A federal law often used to attack organized crime syndicates and interstate business scams has been leveled by a Chicago-area pizzeria owner against village officials he thinks are making a grab for his land.
Tod Curtis has launched a civil racketeering lawsuit aimed at Mt. Prospect Mayor Irvana Wilks, other municipal employees and local real estate developer Errol Oztekin, alleging that they have formed an “ongoing enterprise and scheme” for nearly a decade to force him out of Ye Olde Town Inn, which he has owned for 41 years.
Village officials said they regard Curtis’ racketeering charges as absurd. Village Manager Michael Janonis called the conspiracy claims “the stuff of Oliver Stone movies.”
Federal racketeering statutes are the jackhammers of American law. Criminal racketeering cases have been used to help break up brutal street gangs and outlaw motorcycle clubs. They also are often used to help people who have been harmed by organized criminal activity collect damages, with a special clause that a winning plaintiff is eligible for triple what he or she would be due in a regular lawsuit.
Curtis’ civil lawsuit is a highly unusual, long-shot use of the federal Racketeer Influenced and Corrupt Organizations Act, according to University of Notre Dame law professor G. Robert Blakey, who helped draft the 1970 law. Curtis said he felt he didn’t have another choice.
The defendants have a vendetta against him, Curtis believes. They want to tear down his downtown building and use the property as the cornerstone of a revitalized entertainment district, cutting him out of the deal in the process, he said.
Curtis wants to develop the land himself into a seven-story commercial and residential complex.
“I don’t feel well being intimidated,” Curtis, a former Marine, said while sitting in his darkened restaurant on a recent morning. “It doesn’t sit well with me.”
Oztekin, a Mt. Prospect dentist and a partner in the company that the village has tapped to redevelop the area, doesn’t fancy himself the intimidating type.
“I don’t have a racket. I’m a dentist who owns a couple restaurants,” Oztekin said.
But Curtis believes the village and the developers had long-standing plans to acquire his building and lowball him on the price. Oztekin offered $1.4 million in December 2006 for the building, but Curtis refused to sell. After that, Curtis said, there was a sudden increase in inspections that turned up violations at Ye Olde Town Inn where there had not been problems before.
“They were targeting me because I wouldn’t play ball,” Curtis said.

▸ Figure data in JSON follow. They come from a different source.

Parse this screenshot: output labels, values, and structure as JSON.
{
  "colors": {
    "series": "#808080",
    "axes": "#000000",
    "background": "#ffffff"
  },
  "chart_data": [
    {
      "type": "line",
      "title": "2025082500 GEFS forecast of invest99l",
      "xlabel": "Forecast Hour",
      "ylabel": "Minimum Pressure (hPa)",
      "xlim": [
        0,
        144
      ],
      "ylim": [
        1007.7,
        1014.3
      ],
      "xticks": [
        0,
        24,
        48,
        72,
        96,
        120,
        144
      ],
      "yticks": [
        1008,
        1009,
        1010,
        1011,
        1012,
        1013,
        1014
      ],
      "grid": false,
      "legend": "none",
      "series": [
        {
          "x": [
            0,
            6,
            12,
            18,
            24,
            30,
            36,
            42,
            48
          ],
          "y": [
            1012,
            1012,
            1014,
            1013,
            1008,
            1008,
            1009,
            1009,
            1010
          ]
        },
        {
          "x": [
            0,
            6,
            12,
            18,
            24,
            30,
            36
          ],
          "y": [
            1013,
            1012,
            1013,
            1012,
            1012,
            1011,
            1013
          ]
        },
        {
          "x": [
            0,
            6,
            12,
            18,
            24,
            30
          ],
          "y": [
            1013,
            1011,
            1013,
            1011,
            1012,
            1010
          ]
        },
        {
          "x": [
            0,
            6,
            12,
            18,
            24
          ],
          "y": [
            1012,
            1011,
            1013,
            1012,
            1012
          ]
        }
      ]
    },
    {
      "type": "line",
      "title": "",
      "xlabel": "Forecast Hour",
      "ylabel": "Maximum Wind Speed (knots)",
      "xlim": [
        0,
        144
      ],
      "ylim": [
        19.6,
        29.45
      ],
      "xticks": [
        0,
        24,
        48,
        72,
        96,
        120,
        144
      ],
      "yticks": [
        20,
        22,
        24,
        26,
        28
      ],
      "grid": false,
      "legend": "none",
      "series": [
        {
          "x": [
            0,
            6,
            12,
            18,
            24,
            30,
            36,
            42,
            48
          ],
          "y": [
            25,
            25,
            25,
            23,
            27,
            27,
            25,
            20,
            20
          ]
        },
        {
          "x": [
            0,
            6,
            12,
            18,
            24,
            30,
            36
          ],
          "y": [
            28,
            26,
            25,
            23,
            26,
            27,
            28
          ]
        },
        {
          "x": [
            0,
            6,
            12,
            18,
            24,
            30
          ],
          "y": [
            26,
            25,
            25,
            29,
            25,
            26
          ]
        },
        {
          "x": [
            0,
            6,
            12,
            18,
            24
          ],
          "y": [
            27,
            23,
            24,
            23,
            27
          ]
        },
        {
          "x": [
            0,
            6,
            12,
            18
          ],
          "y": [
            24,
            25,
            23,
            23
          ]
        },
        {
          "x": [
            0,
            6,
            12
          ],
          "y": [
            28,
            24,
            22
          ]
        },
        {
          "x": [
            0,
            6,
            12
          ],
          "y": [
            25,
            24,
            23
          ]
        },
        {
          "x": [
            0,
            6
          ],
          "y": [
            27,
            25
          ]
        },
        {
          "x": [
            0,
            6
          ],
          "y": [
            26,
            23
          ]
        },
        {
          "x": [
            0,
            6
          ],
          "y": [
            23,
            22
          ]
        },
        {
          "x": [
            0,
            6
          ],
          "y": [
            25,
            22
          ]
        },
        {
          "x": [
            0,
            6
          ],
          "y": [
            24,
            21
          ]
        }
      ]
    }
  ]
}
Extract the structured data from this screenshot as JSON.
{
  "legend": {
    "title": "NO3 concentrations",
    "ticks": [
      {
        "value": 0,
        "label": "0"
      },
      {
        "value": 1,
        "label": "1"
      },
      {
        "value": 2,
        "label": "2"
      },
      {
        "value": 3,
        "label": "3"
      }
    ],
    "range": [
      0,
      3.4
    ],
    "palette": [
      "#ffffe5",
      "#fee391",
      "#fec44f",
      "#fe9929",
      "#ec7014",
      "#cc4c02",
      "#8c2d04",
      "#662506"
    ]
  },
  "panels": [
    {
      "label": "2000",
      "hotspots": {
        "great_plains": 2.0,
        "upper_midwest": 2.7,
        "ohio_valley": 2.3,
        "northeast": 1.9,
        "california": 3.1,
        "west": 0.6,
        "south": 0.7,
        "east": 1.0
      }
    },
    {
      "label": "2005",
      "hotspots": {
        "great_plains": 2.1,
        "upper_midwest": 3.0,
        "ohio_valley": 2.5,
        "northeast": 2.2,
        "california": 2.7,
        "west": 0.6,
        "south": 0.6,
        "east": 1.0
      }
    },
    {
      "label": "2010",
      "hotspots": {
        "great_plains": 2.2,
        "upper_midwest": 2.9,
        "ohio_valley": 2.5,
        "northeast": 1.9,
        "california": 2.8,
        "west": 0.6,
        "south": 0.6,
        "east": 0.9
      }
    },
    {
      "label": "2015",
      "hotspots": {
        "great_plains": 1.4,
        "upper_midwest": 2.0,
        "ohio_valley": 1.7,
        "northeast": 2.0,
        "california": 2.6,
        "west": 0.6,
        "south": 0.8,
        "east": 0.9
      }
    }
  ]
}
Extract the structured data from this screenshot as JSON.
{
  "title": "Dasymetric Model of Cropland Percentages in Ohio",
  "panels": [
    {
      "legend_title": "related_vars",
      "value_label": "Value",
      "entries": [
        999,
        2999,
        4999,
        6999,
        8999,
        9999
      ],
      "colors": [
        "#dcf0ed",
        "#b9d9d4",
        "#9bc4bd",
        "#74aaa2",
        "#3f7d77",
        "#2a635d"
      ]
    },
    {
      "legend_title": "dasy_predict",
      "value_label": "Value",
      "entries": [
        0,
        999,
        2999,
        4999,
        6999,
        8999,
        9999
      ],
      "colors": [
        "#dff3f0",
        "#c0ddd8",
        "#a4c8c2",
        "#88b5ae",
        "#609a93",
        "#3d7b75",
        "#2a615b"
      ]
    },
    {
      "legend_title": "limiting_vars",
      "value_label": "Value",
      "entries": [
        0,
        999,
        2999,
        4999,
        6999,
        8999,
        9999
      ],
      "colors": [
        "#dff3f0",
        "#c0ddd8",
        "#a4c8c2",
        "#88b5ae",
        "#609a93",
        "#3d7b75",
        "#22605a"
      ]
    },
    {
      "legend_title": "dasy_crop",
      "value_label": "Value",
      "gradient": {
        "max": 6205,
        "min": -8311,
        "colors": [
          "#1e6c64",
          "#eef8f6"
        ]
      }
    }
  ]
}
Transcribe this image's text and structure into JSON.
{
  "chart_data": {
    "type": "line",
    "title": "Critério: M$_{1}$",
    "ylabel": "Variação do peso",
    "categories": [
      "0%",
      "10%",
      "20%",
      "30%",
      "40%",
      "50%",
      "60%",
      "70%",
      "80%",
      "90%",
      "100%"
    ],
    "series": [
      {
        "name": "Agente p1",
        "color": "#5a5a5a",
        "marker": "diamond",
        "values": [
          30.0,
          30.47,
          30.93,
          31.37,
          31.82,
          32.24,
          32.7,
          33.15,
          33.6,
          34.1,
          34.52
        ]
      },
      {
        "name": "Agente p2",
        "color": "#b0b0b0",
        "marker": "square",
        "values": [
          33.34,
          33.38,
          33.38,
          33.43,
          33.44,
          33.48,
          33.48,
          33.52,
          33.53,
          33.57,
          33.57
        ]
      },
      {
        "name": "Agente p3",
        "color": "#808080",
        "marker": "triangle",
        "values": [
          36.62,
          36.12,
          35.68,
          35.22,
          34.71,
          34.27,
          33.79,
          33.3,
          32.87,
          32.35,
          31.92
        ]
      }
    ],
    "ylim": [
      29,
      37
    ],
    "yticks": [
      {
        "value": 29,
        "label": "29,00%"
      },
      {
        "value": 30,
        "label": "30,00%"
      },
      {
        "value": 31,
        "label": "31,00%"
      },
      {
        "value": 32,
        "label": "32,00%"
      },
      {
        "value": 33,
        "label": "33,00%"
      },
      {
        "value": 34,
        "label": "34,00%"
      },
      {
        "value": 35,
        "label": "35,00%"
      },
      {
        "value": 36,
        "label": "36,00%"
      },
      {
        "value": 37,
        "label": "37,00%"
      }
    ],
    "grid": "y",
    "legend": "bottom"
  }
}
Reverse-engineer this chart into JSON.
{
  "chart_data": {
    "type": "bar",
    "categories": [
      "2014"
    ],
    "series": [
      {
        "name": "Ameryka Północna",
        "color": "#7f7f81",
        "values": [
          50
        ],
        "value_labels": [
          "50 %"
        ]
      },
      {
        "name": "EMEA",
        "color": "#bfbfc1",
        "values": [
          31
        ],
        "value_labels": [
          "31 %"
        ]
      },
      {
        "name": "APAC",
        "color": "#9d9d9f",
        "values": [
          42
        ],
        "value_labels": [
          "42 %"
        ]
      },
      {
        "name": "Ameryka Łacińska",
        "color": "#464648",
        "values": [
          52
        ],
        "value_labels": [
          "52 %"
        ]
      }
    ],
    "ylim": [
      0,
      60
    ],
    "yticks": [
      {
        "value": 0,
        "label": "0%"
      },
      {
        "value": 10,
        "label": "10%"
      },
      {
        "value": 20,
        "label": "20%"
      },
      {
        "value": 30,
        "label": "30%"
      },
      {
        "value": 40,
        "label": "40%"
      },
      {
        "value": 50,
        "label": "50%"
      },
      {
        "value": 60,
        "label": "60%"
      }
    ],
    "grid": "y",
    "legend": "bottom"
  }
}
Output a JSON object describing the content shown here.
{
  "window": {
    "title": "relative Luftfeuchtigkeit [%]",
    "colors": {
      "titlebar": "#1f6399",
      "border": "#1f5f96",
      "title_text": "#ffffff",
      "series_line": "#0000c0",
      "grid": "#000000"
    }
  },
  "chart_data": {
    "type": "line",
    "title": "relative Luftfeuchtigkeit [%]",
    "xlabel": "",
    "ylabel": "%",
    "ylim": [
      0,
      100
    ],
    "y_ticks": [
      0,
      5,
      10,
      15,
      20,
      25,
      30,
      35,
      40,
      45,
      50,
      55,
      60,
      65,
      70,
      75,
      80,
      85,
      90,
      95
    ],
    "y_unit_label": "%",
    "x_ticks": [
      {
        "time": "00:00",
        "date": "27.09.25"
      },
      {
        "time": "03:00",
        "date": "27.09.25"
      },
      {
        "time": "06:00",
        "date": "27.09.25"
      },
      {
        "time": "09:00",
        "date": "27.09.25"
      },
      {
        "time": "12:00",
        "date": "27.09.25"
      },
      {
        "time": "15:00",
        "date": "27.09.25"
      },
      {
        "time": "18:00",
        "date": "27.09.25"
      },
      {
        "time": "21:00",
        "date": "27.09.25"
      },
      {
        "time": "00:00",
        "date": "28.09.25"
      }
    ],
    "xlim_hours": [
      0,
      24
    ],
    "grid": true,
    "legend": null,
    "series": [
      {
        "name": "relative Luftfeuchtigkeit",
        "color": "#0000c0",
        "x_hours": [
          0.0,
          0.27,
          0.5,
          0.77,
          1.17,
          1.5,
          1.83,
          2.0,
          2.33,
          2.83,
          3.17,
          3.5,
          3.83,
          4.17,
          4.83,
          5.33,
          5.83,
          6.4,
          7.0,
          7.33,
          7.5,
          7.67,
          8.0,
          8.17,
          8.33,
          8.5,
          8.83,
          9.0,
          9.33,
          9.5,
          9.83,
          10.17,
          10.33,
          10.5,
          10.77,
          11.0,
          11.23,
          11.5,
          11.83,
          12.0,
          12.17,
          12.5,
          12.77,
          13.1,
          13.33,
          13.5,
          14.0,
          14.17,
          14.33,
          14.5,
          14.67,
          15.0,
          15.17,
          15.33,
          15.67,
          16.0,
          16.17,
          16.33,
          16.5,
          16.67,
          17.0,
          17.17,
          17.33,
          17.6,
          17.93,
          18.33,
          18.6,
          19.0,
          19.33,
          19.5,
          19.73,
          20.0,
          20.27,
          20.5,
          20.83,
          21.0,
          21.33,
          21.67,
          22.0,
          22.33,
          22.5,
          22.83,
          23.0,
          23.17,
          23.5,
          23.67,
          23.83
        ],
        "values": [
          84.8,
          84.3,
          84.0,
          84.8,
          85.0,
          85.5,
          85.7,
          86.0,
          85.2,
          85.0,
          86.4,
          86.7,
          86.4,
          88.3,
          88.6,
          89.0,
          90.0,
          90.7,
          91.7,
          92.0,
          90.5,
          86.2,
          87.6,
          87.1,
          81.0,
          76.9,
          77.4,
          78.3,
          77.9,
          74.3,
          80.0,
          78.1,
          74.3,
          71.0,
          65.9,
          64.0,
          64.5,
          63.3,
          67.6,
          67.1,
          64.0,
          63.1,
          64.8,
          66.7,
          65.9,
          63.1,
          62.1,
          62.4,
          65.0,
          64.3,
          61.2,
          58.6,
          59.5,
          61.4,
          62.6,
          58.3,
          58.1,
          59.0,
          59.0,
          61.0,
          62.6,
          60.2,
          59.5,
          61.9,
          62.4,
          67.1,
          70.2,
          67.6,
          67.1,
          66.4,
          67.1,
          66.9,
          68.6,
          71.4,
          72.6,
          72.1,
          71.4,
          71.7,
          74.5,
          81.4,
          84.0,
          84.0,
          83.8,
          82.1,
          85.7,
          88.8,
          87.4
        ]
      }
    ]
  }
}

The pizzeria owner said he had spent more than $550,000 to bring the kitchen up to code, only to learn in 2007 that the village was planning to condemn the building and allow Oztekin to go ahead with an entertainment district that included his property.
The village has begun condemnation proceedings, which Curtis is fighting.
Curtis is having the building appraised, said his attorney, Richard Valentino. But he won’t willingly part with Ye Olde Town Inn. In 2008, he filed a lawsuit in the U.S. District Court for the Northern District of Illinois, alleging the defendants violated his civil rights and committed racketeering offenses, including a pattern of attempted extortion, mail fraud and intimidation.
Wilks, the Mt. Prospect mayor, did not return calls for comment about the lawsuit.
Village Atty. Everette “Buzz” Hill said the village has always dealt fairly with Curtis’ proposals for developing the land. Officials resorted to building code violations and court action against Ye Olde Town Inn only after “the friendly, coaxing approach” failed to prompt Curtis to make improvements.
The entertainment district is on hold, Hill said, because of the economic downturn. The two sides are due back in federal court next month.